Anthropic exposed the complete source code of Claude Code—512,000 lines including internal prompts, unreleased features, and operational data—through an improperly packaged source map file. The company issued DMCA takedowns after the code spread to 8,100+ GitHub repositories.
This leak reveals exactly how production AI coding tools actually work under the hood—the prompt engineering, the tool orchestration, the feature flags for unreleased capabilities. It's a rare window into what these companies are building that they don't want competitors to see.
The technical failure is almost embarrassingly simple: a source map file was included in the npm package distribution. Source maps are meant for debugging—they contain the original source code to help developers trace minified production code back to readable source. But they're not supposed to ship to end users. That's literally what .npmignore is for.

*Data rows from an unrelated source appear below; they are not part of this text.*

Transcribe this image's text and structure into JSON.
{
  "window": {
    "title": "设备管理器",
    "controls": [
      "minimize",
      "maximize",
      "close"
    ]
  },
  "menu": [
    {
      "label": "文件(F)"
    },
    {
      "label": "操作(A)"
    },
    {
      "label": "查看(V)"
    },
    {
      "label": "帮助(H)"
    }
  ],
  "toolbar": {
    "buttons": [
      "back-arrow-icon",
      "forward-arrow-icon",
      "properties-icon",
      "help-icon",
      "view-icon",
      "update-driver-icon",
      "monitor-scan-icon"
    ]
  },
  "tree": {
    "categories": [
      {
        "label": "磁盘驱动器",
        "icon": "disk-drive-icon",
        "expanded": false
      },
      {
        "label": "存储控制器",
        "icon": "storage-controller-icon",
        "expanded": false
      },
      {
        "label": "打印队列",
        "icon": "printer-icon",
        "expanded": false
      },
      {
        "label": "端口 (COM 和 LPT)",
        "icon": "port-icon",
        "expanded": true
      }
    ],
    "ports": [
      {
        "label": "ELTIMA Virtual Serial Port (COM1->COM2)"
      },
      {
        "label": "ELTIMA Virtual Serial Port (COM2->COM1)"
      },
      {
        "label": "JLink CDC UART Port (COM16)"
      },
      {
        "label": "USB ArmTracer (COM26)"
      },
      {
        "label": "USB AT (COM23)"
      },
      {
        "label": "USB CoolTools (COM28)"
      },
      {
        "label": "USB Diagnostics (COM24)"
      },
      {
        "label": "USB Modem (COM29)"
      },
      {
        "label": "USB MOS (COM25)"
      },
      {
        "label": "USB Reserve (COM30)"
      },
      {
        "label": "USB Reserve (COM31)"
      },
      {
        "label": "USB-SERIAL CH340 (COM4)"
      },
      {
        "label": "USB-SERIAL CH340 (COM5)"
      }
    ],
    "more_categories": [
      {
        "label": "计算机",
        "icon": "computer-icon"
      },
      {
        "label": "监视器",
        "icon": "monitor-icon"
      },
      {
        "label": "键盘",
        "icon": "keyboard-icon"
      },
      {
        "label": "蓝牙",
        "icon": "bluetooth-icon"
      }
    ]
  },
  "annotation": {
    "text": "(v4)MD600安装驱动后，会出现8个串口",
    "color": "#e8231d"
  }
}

What makes this particularly interesting is that it's the second time this has happened. A similar leak occurred in February 2025. Once is a mistake. Twice suggests a process problem. When you're shipping a tool that helps other people write code, having your own deployment pipeline leak your source code is... not a great look.
But the content of the leak is more interesting than the mechanism. The code reveals 44 unreleased feature flags, including KAIROS (an always-on background agent that monitors and acts proactively), ULTRAPLAN (extended 30-minute deep thinking sessions for complex planning), and BUDDY (a companion pet system that appears to be testing session persistence and personality modeling).
The competitive moat in AI coding tools isn't the model—it's the harness around the model. How do you orchestrate multiple tools? How do you manage permissions? How do you prevent runaway behavior? How do you maintain context across sessions? The Claude Code source code is essentially a reference implementation for all of these questions.
One developer reviewing the code noted that the frustration detection system uses a regex rather than an LLM inference call—likely for cost and latency reasons. Internal comments revealed that approximately 1,279 sessions per day experienced 50+ consecutive failures, burning roughly 250,000 wasted API calls daily. Building reliable agentic systems at scale is genuinely hard, and the numbers prove it.